Home Retail Group confirms new buyers are no longer interested in DIY, prefer to shop online and hire worker to do the job
The DIY-expert retailer stops its operation of some of its branches in the coming years, pointing to the issue on extra space in other units and the preference of consumers on DIY products decreases. The mother company, Home Retail Group, declared that roughly 30 units will discontinue its operation in this year and more closures are expected in the coming years.
CEO confirmed that the closures will lead to loss of job but begged to specify the numbers of jobless staff, but rather bragged that the company will help its employees to find new jobs.
The top official further explained that inconsistency on standards in some branches became a factor that led to poor sales. And its online shop was slacking off as well.

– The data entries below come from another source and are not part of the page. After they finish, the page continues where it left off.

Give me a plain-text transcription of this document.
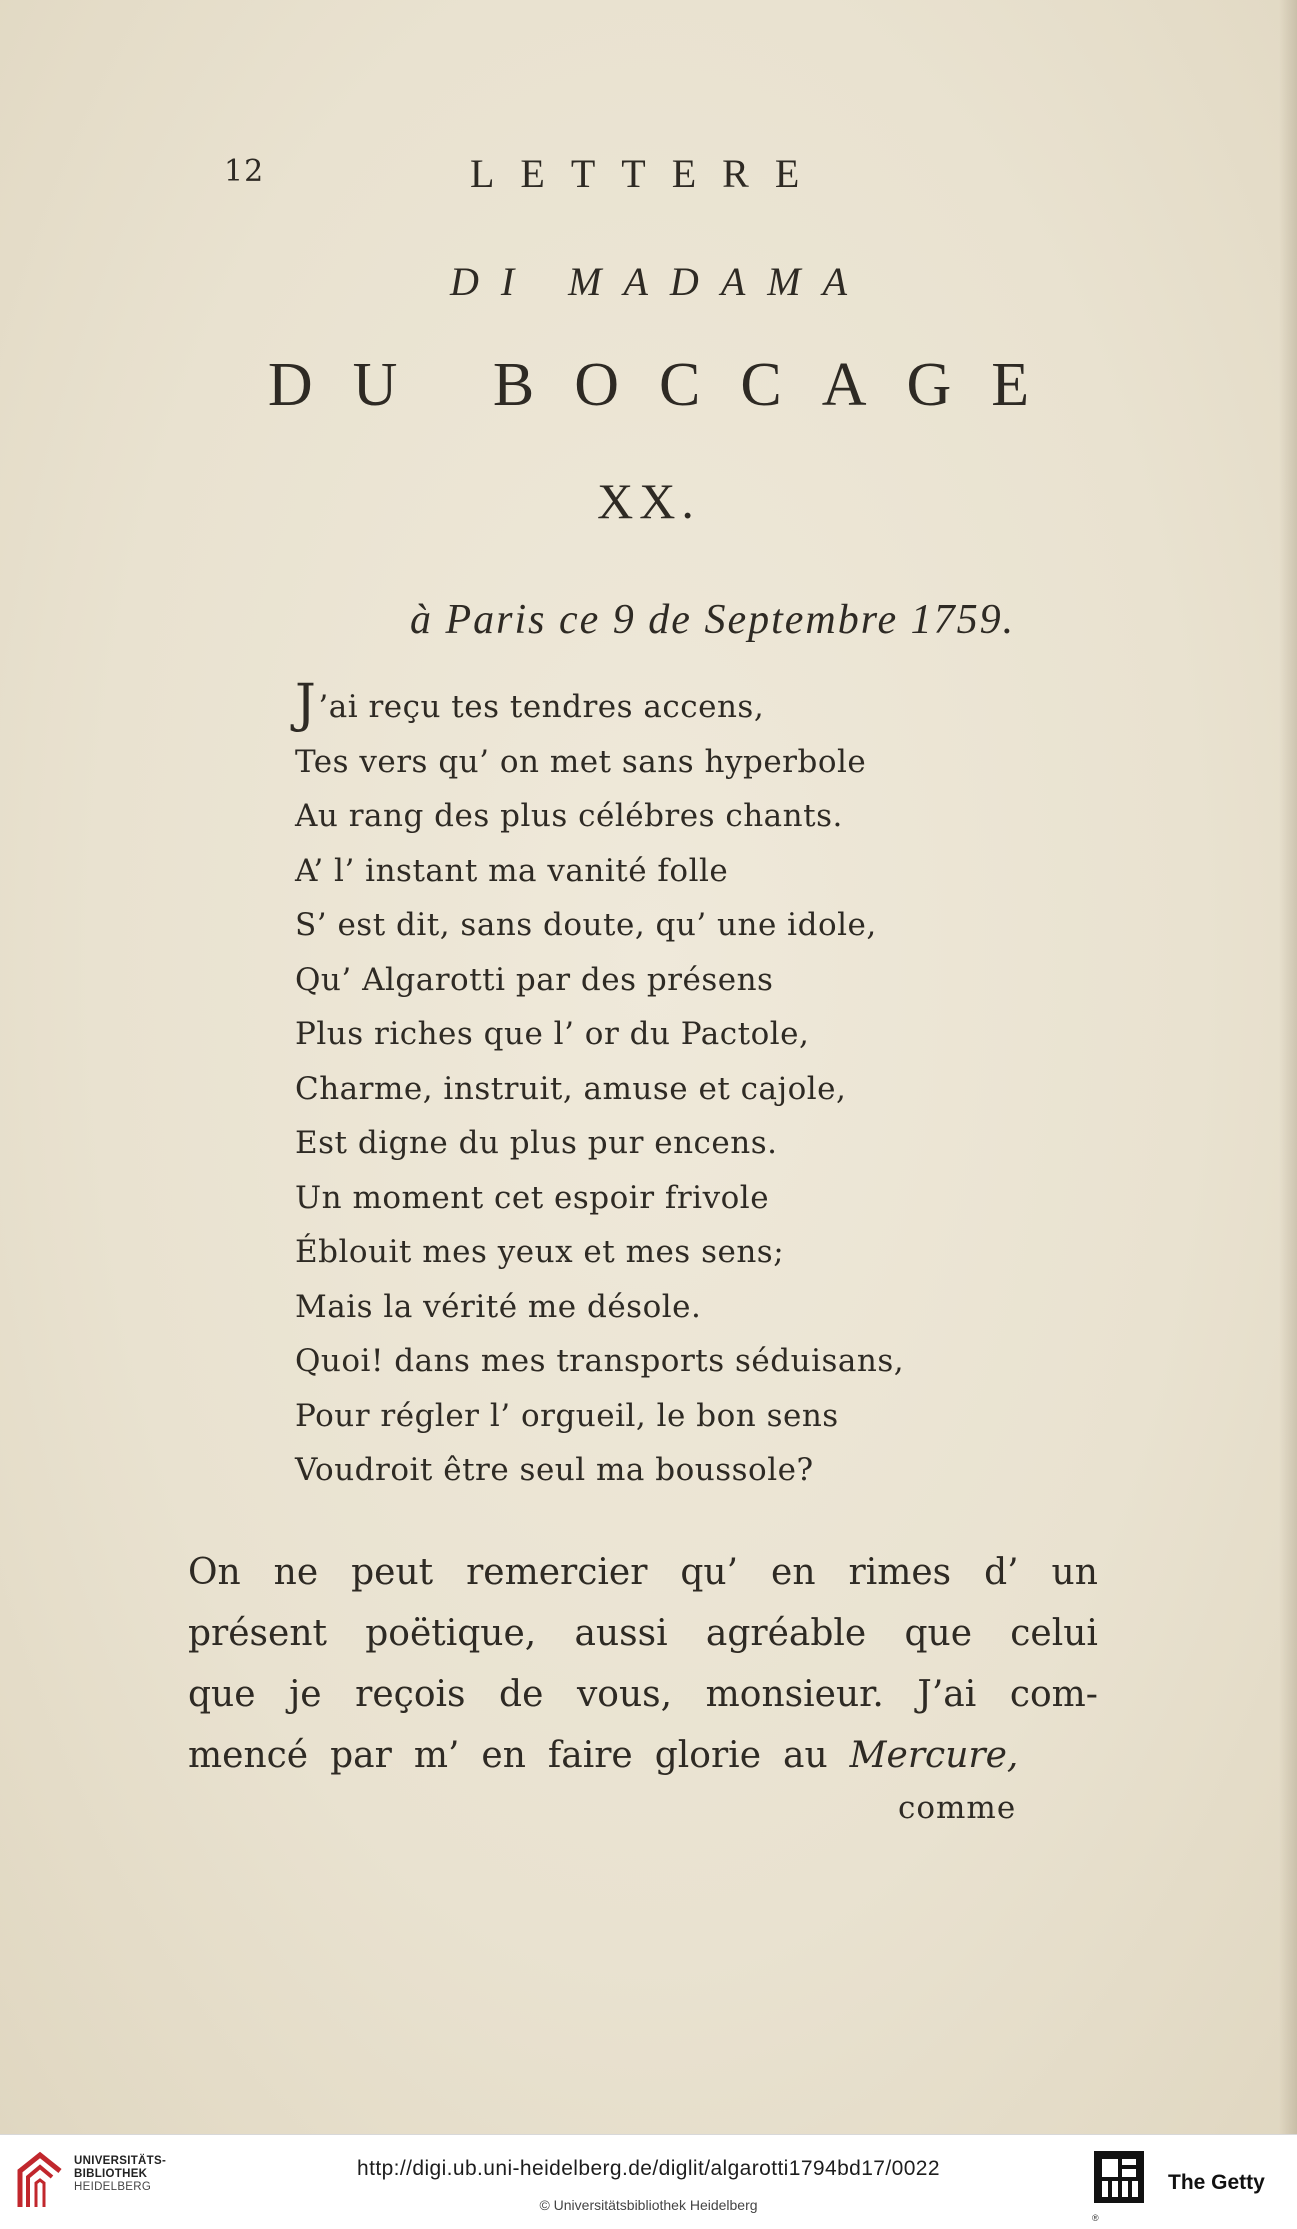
12	LETTERE
DI MADAMA
DU BOCCAGE
XX.
à Paris ce 9 de Septembre 1759.
J’ai reçu tes tendres accens,
Tes vers qu’ on met sans hyperbole
Au rang des plus célébres chants.
A’ l’ instant ma vanité folle
S’ est dit, sans doute, qu’ une idole,
Qu’ Algarotti par des présens
Plus riches que l’ or du Pactole,
Charme, instruit, amuse et cajole,
Est digne du plus pur encens.
Un moment cet espoir frivole
Éblouit mes yeux et mes sens;
Mais la vérité me désole.
Quoi! dans mes transports séduisans,
Pour régler l’ orgueil, le bon sens
Voudroit être seul ma boussole?
On ne peut remercier qu’ en rimes d’ un
présent poëtique, aussi agréable que celui
que je reçois de vous, monsieur. J’ai com-
mencé par m’ en faire glorie au Mercure,
comme
UNIVERSITÄTS-
BIBLIOTHEK
HEIDELBERG
http://digi.ub.uni-heidelberg.de/diglit/algarotti1794bd17/0022
© Universitätsbibliothek Heidelberg
®
The Getty
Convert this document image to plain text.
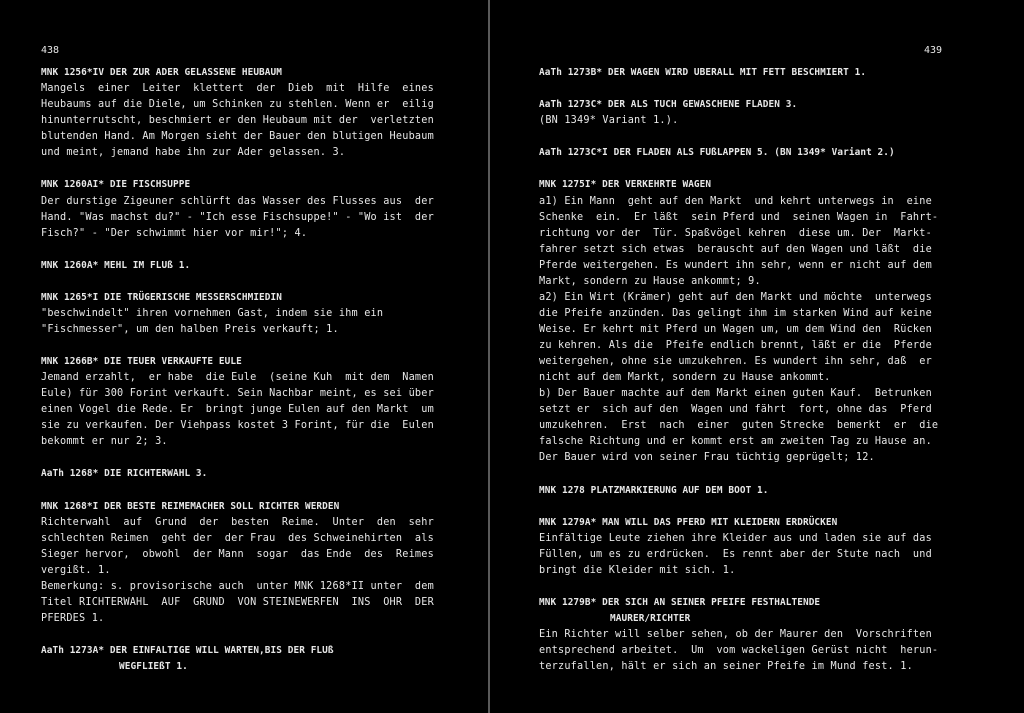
438
MNK 1256*IV DER ZUR ADER GELASSENE HEUBAUM
Mangels  einer  Leiter  klettert  der  Dieb  mit  Hilfe  eines
Heubaums auf die Diele, um Schinken zu stehlen. Wenn er  eilig
hinunterrutscht, beschmiert er den Heubaum mit der  verletzten
blutenden Hand. Am Morgen sieht der Bauer den blutigen Heubaum
und meint, jemand habe ihn zur Ader gelassen. 3.
MNK 1260AI* DIE FISCHSUPPE
Der durstige Zigeuner schlürft das Wasser des Flusses aus  der
Hand. "Was machst du?" - "Ich esse Fischsuppe!" - "Wo ist  der
Fisch?" - "Der schwimmt hier vor mir!"; 4.
MNK 1260A* MEHL IM FLUß 1.
MNK 1265*I DIE TRÜGERISCHE MESSERSCHMIEDIN
"beschwindelt" ihren vornehmen Gast, indem sie ihm ein
"Fischmesser", um den halben Preis verkauft; 1.
MNK 1266B* DIE TEUER VERKAUFTE EULE
Jemand erzahlt,  er habe  die Eule  (seine Kuh  mit dem  Namen
Eule) für 300 Forint verkauft. Sein Nachbar meint, es sei über
einen Vogel die Rede. Er  bringt junge Eulen auf den Markt  um
sie zu verkaufen. Der Viehpass kostet 3 Forint, für die  Eulen
bekommt er nur 2; 3.
AaTh 1268* DIE RICHTERWAHL 3.
MNK 1268*I DER BESTE REIMEMACHER SOLL RICHTER WERDEN
Richterwahl  auf  Grund  der  besten  Reime.  Unter  den  sehr
schlechten Reimen  geht der  der Frau  des Schweinehirten  als
Sieger hervor,  obwohl  der Mann  sogar  das Ende  des  Reimes
vergißt. 1.
Bemerkung: s. provisorische auch  unter MNK 1268*II unter  dem
Titel RICHTERWAHL  AUF  GRUND  VON STEINEWERFEN  INS  OHR  DER
PFERDES 1.
AaTh 1273A* DER EINFALTIGE WILL WARTEN,BIS DER FLUß
WEGFLIEßT 1.
439
AaTh 1273B* DER WAGEN WIRD UBERALL MIT FETT BESCHMIERT 1.
AaTh 1273C* DER ALS TUCH GEWASCHENE FLADEN 3.
(BN 1349* Variant 1.).
AaTh 1273C*I DER FLADEN ALS FUßLAPPEN 5. (BN 1349* Variant 2.)
MNK 1275I* DER VERKEHRTE WAGEN
a1) Ein Mann  geht auf den Markt  und kehrt unterwegs in  eine
Schenke  ein.  Er läßt  sein Pferd und  seinen Wagen in  Fahrt-
richtung vor der  Tür. Spaßvögel kehren  diese um. Der  Markt-
fahrer setzt sich etwas  berauscht auf den Wagen und läßt  die
Pferde weitergehen. Es wundert ihn sehr, wenn er nicht auf dem
Markt, sondern zu Hause ankommt; 9.
a2) Ein Wirt (Krämer) geht auf den Markt und möchte  unterwegs
die Pfeife anzünden. Das gelingt ihm im starken Wind auf keine
Weise. Er kehrt mit Pferd un Wagen um, um dem Wind den  Rücken
zu kehren. Als die  Pfeife endlich brennt, läßt er die  Pferde
weitergehen, ohne sie umzukehren. Es wundert ihn sehr, daß  er
nicht auf dem Markt, sondern zu Hause ankommt.
b) Der Bauer machte auf dem Markt einen guten Kauf.  Betrunken
setzt er  sich auf den  Wagen und fährt  fort, ohne das  Pferd
umzukehren.  Erst  nach  einer  guten Strecke  bemerkt  er  die
falsche Richtung und er kommt erst am zweiten Tag zu Hause an.
Der Bauer wird von seiner Frau tüchtig geprügelt; 12.
MNK 1278 PLATZMARKIERUNG AUF DEM BOOT 1.
MNK 1279A* MAN WILL DAS PFERD MIT KLEIDERN ERDRÜCKEN
Einfältige Leute ziehen ihre Kleider aus und laden sie auf das
Füllen, um es zu erdrücken.  Es rennt aber der Stute nach  und
bringt die Kleider mit sich. 1.
MNK 1279B* DER SICH AN SEINER PFEIFE FESTHALTENDE
MAURER/RICHTER
Ein Richter will selber sehen, ob der Maurer den  Vorschriften
entsprechend arbeitet.  Um  vom wackeligen Gerüst nicht  herun-
terzufallen, hält er sich an seiner Pfeife im Mund fest. 1.
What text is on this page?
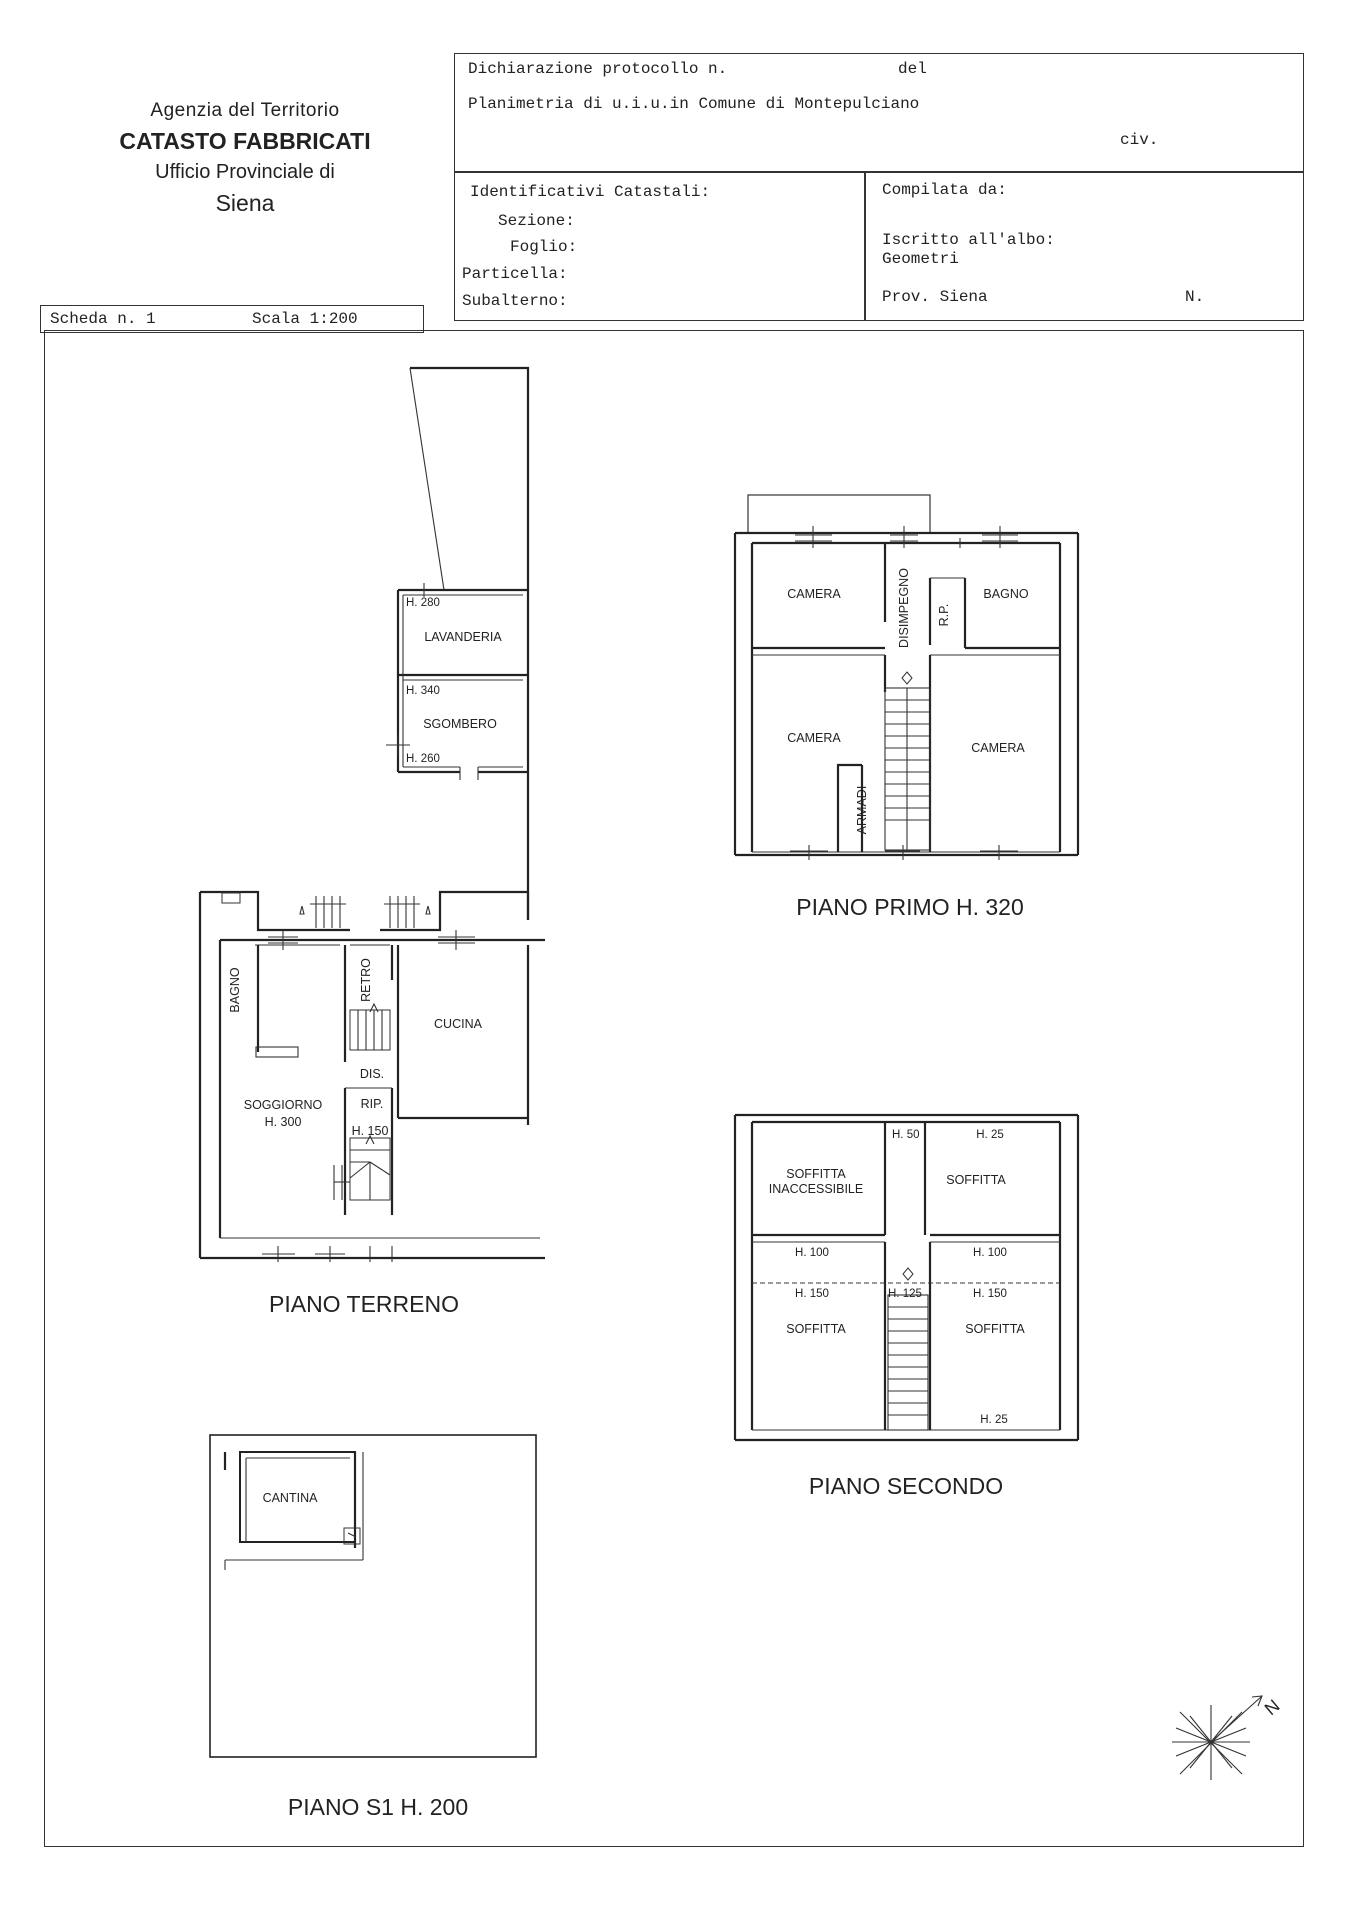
Agenzia del Territorio
CATASTO FABBRICATI
Ufficio Provinciale di
Siena
Dichiarazione protocollo n.	del
Planimetria di u.i.u.in Comune di Montepulciano
civ.
Identificativi Catastali:
Sezione:
Foglio:
Particella:
Subalterno:
Compilata da:
Iscritto all'albo:
Geometri
Prov. Siena	N.
Scheda n. 1	Scala 1:200
H. 280
LAVANDERIA
H. 340
SGOMBERO
H. 260
BAGNO	RETRO
CUCINA
DIS.
SOGGIORNO
H. 300
RIP.
H. 150
PIANO TERRENO
CAMERA	DISIMPEGNO R.P.
BAGNO
CAMERA
ARMADI
CAMERA
PIANO PRIMO H. 320
H. 50	H. 25
SOFFITTA
INACCESSIBILE
SOFFITTA
H. 100	H. 100
H. 150	H. 125	H. 150
SOFFITTA	SOFFITTA
H. 25
PIANO SECONDO
CANTINA
PIANO S1 H. 200
N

Even its competitors also experienced sales slump when house prices dropped and selling of properties was ceased. The housing industry got back again last year however the brand fell short in the recovery process. Maybe because fewer consumers are no longer into DIY and prefer to pay somebody to do the job.
The new CEO boarded the company last August and immediately conducted a review of the company. The brand missed to go with the development in Argos, which repackaged its organization and concentrated more in offering online services.
In the coming years, consumers will be able to do online ordering from Homebase and perform self collection in one of Argos' branches.
The company's first six months figures increased at 4.1% however it was way lower than the previous year which was almost 6%.
Majority of the brand's units are located out of town. The finance official declared that the company did not have similar issues with Tesco since its customers did not have the same shopping experience in other shops locally.